Societal Collapse is Underway and Museums can be Unlikely Heroes, Suggests Expert
Image by Claudio Testa for Unsplash
- A hard-hitting appraisal of the role museums can play in the face of looming societal collapse is now available
- Museums and Societal Collapse: The Museum as Lifeboat presents evidence and theories around collapse and extinction, while locating the responsibility of museums in our changing world
Stressors like climate trauma, corporate deceit and political incompetence signal the threat of societal collapse, a new book asserts.
This claim lays the foundation for exploring arguments of ‘collapsology’ in new work by Robert R. Janes Ph.D., Museums and Societal Collapse: The Museum as Lifeboat. The book also contends with the unique role that can be played by museums during a mounting climate crisis.
“Social ecology is an integral and moral dimension of the collapse and the crisis we face – that social and environmental issues are intertwined, and both must be considered simultaneously,” Dr Janes, a Visiting Research Fellow at the School of Museum Studies at the University of Leicester, explains.
“Our collective failure to honour this relationship lies at the core of our failure as species. It befits all museums, irrespective of their disciplinary focus and loyalties, to bridge the divide between nature and culture in all that they do.”
The brink of collapse
Janes identifies six categories in which a number of key societal threats fall under, ranging from civilisational overshoot to ecomodernism. He argues that with existential threats such as climate change becoming more urgent, museums can provide a vital role to society by facilitating apolitical discussions about how we can adapt and survive.
When laying out the threat to society, Janes states that technological and industrial advancements ushered in unsustainable economic growth, violence and warfare, dispossession and genocide.

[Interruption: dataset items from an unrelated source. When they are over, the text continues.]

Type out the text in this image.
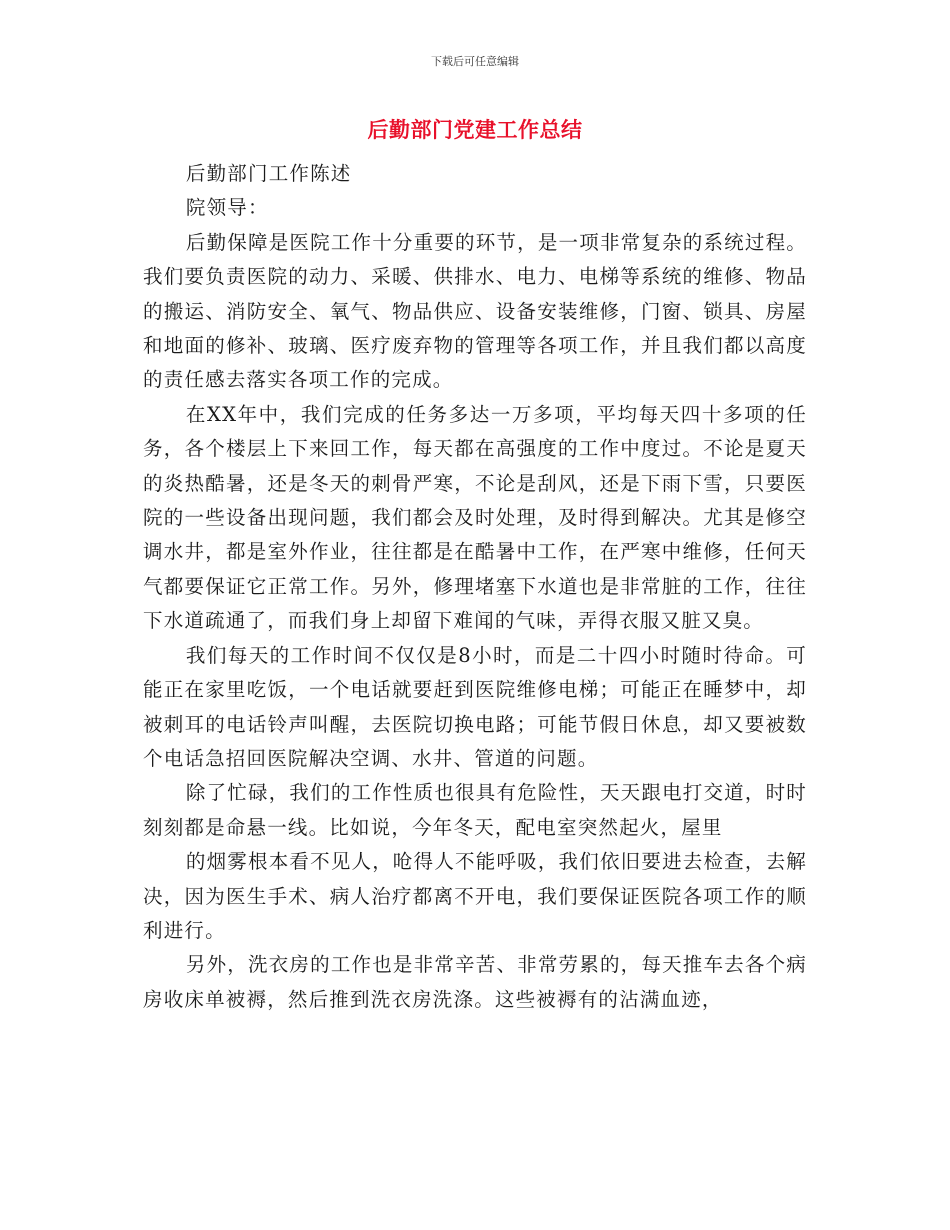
下载后可任意编辑
后勤部门党建工作总结

后勤部门工作陈述

院领导：

后勤保障是医院工作十分重要的环节，是一项非常复杂的系统过程。我们要负责医院的动力、采暖、供排水、电力、电梯等系统的维修、物品的搬运、消防安全、氧气、物品供应、设备安装维修，门窗、锁具、房屋和地面的修补、玻璃、医疗废弃物的管理等各项工作，并且我们都以高度的责任感去落实各项工作的完成。

在XX年中，我们完成的任务多达一万多项，平均每天四十多项的任务，各个楼层上下来回工作，每天都在高强度的工作中度过。不论是夏天的炎热酷暑，还是冬天的刺骨严寒，不论是刮风，还是下雨下雪，只要医院的一些设备出现问题，我们都会及时处理，及时得到解决。尤其是修空调水井，都是室外作业，往往都是在酷暑中工作，在严寒中维修，任何天气都要保证它正常工作。另外，修理堵塞下水道也是非常脏的工作，往往下水道疏通了，而我们身上却留下难闻的气味，弄得衣服又脏又臭。

我们每天的工作时间不仅仅是8小时，而是二十四小时随时待命。可能正在家里吃饭，一个电话就要赶到医院维修电梯；可能正在睡梦中，却被刺耳的电话铃声叫醒，去医院切换电路；可能节假日休息，却又要被数个电话急招回医院解决空调、水井、管道的问题。

除了忙碌，我们的工作性质也很具有危险性，天天跟电打交道，时时刻刻都是命悬一线。比如说，今年冬天，配电室突然起火，屋里

的烟雾根本看不见人，呛得人不能呼吸，我们依旧要进去检查，去解决，因为医生手术、病人治疗都离不开电，我们要保证医院各项工作的顺利进行。

另外，洗衣房的工作也是非常辛苦、非常劳累的，每天推车去各个病房收床单被褥，然后推到洗衣房洗涤。这些被褥有的沾满血迹，
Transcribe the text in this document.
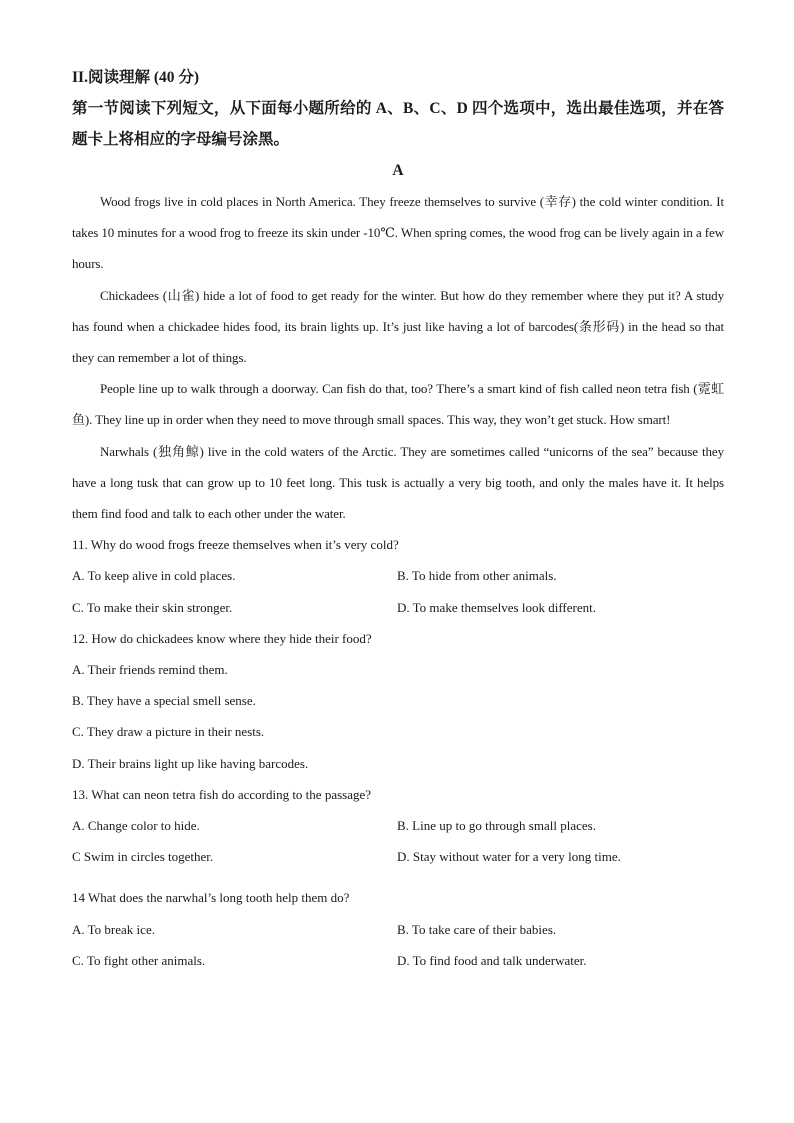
II.阅读理解 (40 分)

第一节阅读下列短文，从下面每小题所给的 A、B、C、D 四个选项中，选出最佳选项，并在答题卡上将相应的字母编号涂黑。

A

Wood frogs live in cold places in North America. They freeze themselves to survive (幸存) the cold winter condition. It takes 10 minutes for a wood frog to freeze its skin under -10℃. When spring comes, the wood frog can be lively again in a few hours.

Chickadees (山雀) hide a lot of food to get ready for the winter. But how do they remember where they put it? A study has found when a chickadee hides food, its brain lights up. It’s just like having a lot of barcodes(条形码) in the head so that they can remember a lot of things.

People line up to walk through a doorway. Can fish do that, too? There’s a smart kind of fish called neon tetra fish (霓虹鱼). They line up in order when they need to move through small spaces. This way, they won’t get stuck. How smart!

Narwhals (独角鲸) live in the cold waters of the Arctic. They are sometimes called “unicorns of the sea” because they have a long tusk that can grow up to 10 feet long. This tusk is actually a very big tooth, and only the males have it. It helps them find food and talk to each other under the water.

11. Why do wood frogs freeze themselves when it’s very cold?

A. To keep alive in cold places.	B. To hide from other animals.
C. To make their skin stronger.	D. To make themselves look different.

12. How do chickadees know where they hide their food?

A. Their friends remind them.
B. They have a special smell sense.
C. They draw a picture in their nests.
D. Their brains light up like having barcodes.

13. What can neon tetra fish do according to the passage?

A. Change color to hide.	B. Line up to go through small places.
C Swim in circles together.	D. Stay without water for a very long time.

14 What does the narwhal’s long tooth help them do?

A. To break ice.	B. To take care of their babies.
C. To fight other animals.	D. To find food and talk underwater.
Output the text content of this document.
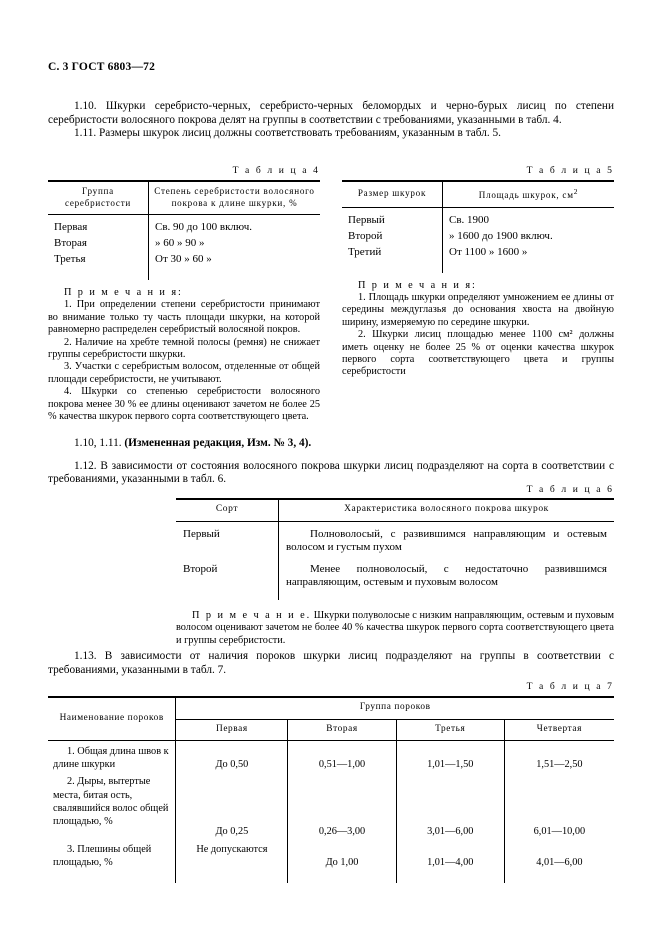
С. 3 ГОСТ 6803—72

1.10. Шкурки серебристо-черных, серебристо-черных беломордых и черно-бурых лисиц по степени серебристости волосяного покрова делят на группы в соответствии с требованиями, указанными в табл. 4.

1.11. Размеры шкурок лисиц должны соответствовать требованиям, указанным в табл. 5.

Т а б л и ц а 4	Т а б л и ц а 5
Группа серебристости	Степень серебристости волосяного покрова к длине шкурки, %
Первая	Св. 90 до 100 включ.
Вторая	» 60 » 90 »
Третья	От 30 » 60 »

П р и м е ч а н и я:

1. При определении степени серебристости принимают во внимание только ту часть площади шкурки, на которой равномерно распределен серебристый волосяной покров.

2. Наличие на хребте темной полосы (ремня) не снижает группы серебристости шкурки.

3. Участки с серебристым волосом, отделенные от общей площади серебристости, не учитывают.

4. Шкурки со степенью серебристости волосяного покрова менее 30 % ее длины оценивают зачетом не более 25 % качества шкурок первого сорта соответствующего цвета.

Размер шкурок	Площадь шкурок, $см^2$
Первый	Св. 1900
Второй	» 1600 до 1900 включ.
Третий	От 1100 » 1600 »

П р и м е ч а н и я:

1. Площадь шкурки определяют умножением ее длины от середины междуглазья до основания хвоста на двойную ширину, измеряемую по середине шкурки.

2. Шкурки лисиц площадью менее 1100 см² должны иметь оценку не более 25 % от оценки качества шкурок первого сорта соответствующего цвета и группы серебристости

1.10, 1.11. (Измененная редакция, Изм. № 3, 4).

1.12. В зависимости от состояния волосяного покрова шкурки лисиц подразделяют на сорта в соответствии с требованиями, указанными в табл. 6.

Т а б л и ц а 6
Сорт	Характеристика волосяного покрова шкурок
Первый	Полноволосый, с развившимся направляющим и остевым волосом и густым пухом
Второй	Менее полноволосый, с недостаточно развившимся направляющим, остевым и пуховым волосом

П р и м е ч а н и е. Шкурки полуволосые с низким направляющим, остевым и пуховым волосом оценивают зачетом не более 40 % качества шкурок первого сорта соответствующего цвета и группы серебристости.

1.13. В зависимости от наличия пороков шкурки лисиц подразделяют на группы в соответствии с требованиями, указанными в табл. 7.

Т а б л и ц а 7
Наименование пороков	Группа пороков			
	Первая	Вторая	Третья	Четвертая
1. Общая длина швов к длине шкурки	До 0,50	0,51—1,00	1,01—1,50	1,51—2,50
2. Дыры, вытертые места, битая ость, свалявшийся волос общей площадью, %	До 0,25	0,26—3,00	3,01—6,00	6,01—10,00
3. Плешины общей площадью, %	Не допускаются	До 1,00	1,01—4,00	4,01—6,00
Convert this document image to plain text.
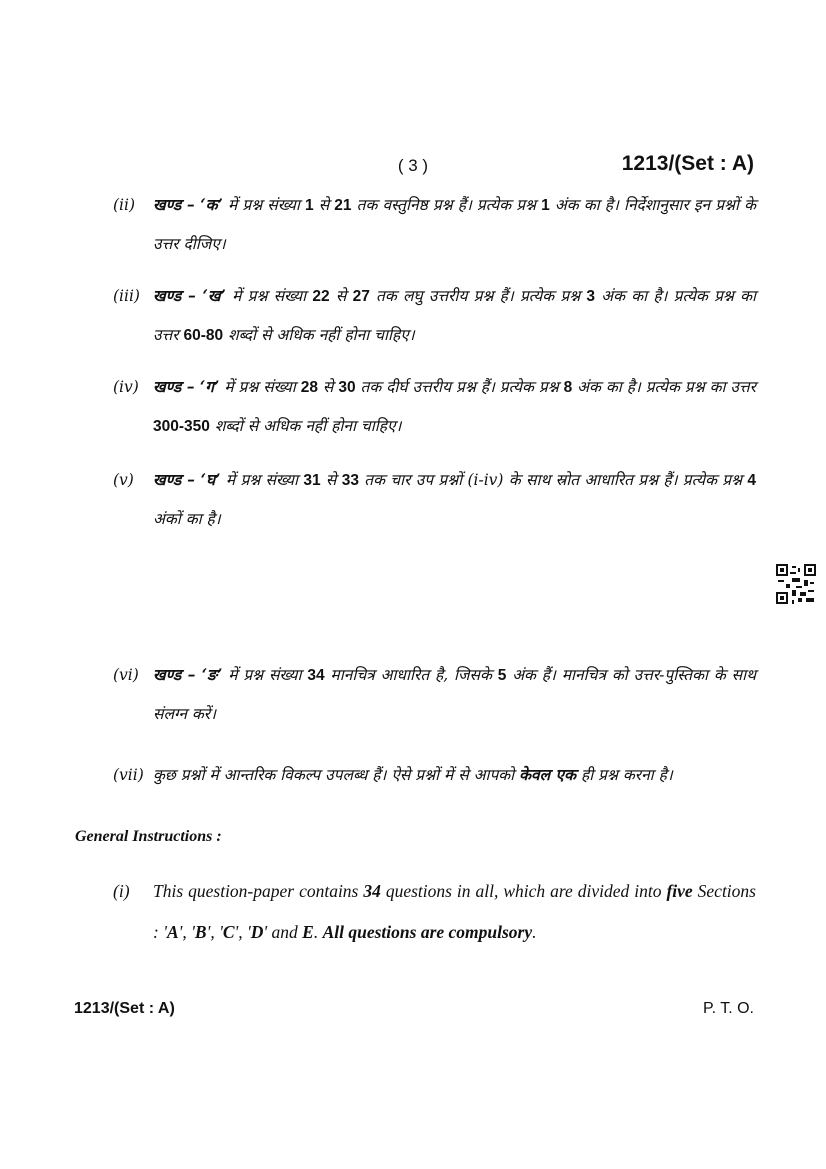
( 3 )	1213/(Set : A)
(ii)	खण्ड – ‘क’ में प्रश्न संख्या 1 से 21 तक वस्तुनिष्ठ प्रश्न हैं। प्रत्येक प्रश्न 1 अंक का है। निर्देशानुसार इन प्रश्नों के उत्तर दीजिए।
(iii) खण्ड – ‘ख’ में प्रश्न संख्या 22 से 27 तक लघु उत्तरीय प्रश्न हैं। प्रत्येक प्रश्न 3 अंक का है। प्रत्येक प्रश्न का उत्तर 60-80 शब्दों से अधिक नहीं होना चाहिए।
(iv) खण्ड – ‘ग’ में प्रश्न संख्या 28 से 30 तक दीर्घ उत्तरीय प्रश्न हैं। प्रत्येक प्रश्न 8 अंक का है। प्रत्येक प्रश्न का उत्तर 300-350 शब्दों से अधिक नहीं होना चाहिए।
(v)	खण्ड – ‘घ’ में प्रश्न संख्या 31 से 33 तक चार उप प्रश्नों (i-iv) के साथ स्रोत आधारित प्रश्न हैं। प्रत्येक प्रश्न 4 अंकों का है।
(vi) खण्ड – ‘ङ’ में प्रश्न संख्या 34 मानचित्र आधारित है, जिसके 5 अंक हैं। मानचित्र को उत्तर-पुस्तिका के साथ संलग्न करें।
(vii) कुछ प्रश्नों में आन्तरिक विकल्प उपलब्ध हैं। ऐसे प्रश्नों में से आपको केवल एक ही प्रश्न करना है।
General Instructions :
(i)	This question-paper contains 34 questions in all, which are divided into five Sections : 'A', 'B', 'C', 'D' and E. All questions are compulsory.
1213/(Set : A)	P. T. O.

He argues that this interplays with other stressors like political incompetence and corporate deceit, as governments worldwide plan to produce more coal, gas and oil by 2030 than is allowable.
Janes, who is the Editor-in-Chief Emeritus of the journal Museum Management and Curatorship, examines these threats individually and in tandem in what he calls ‘the madness of humanity.’
He questions: “Recognizing what we know about civilizational overshoot, ecological overshoot, climate trauma, political and corporate deceit and ecomodernism, is this not madness?
“Madness that we in the Western world are failing to react with intelligence, courage, and dispatch to confront what is now being called an existential threat to our species, not to mention all we have created throughout prehistoric, oral, and written history.”
He argues that museums are in a unique position to call attention to this so-called ‘madness’ and host discussions about how to address it.
Finding refuge in the museum
Museums, understood as keepers of bygone eras and bastions of preservation, occupy a unique space within society with untapped potential, Janes states.
He suggests that as non-partisan knowledge-based organizations with a high degree of public trust, museums can and should start to move critical debates forward.
Janes suggests that their role remains largely unexplored: “Museums have a much more enduring role to play in society by clearly demonstrating that no one group or ideology possesses the sole truth about how society should conduct itself.
“A competent museum is testimony to the fact that a healthy society is a multitude of competing interests, aspirations, plans, and proposals that cannot be ignored in favour of economic utility.”
Janes argues that ethical and conscientious museums should take a more active role in society by bringing pressing societal issues to communities, and hosting spaces where solutions can be discussed with a range of parties.
An urgent appeal for our shared futures
Museums and Societal Collapse: The Museum as Lifeboat unflinchingly examines the possibilities of societal collapse, resulting global scenarios and hopes for an evolving community-centred practice.
Janes highlights the necessity of a collaborative global response to the key threats he outlines, and hones in on the role museums can play in this landscape.
Although he paints a grim picture, Janes – also the founder of the Coalition of Museums for Climate Justice – insists that hope is still central to the quest for solutions: “In thinking about the uncertain future of museums in a world beset by unprecedented challenges, it is clear that hope is an essential ingredient in any successful outcome for museums, yet it is insufficient on its own.”
Janes invites his readers – whether museum practitioners or not – to contend with the threats facing us as a global community and consider the roles we can occupy in the face of the indicators of collapse.
He says: “There is no question that we are living through the intensification of global climate trauma, casting the shadow of collapse. The underlying premise of this book is that each of us has something valuable to offer. There is no correct approach. We cannot stop global warming, but we can confront the threat of collapse.”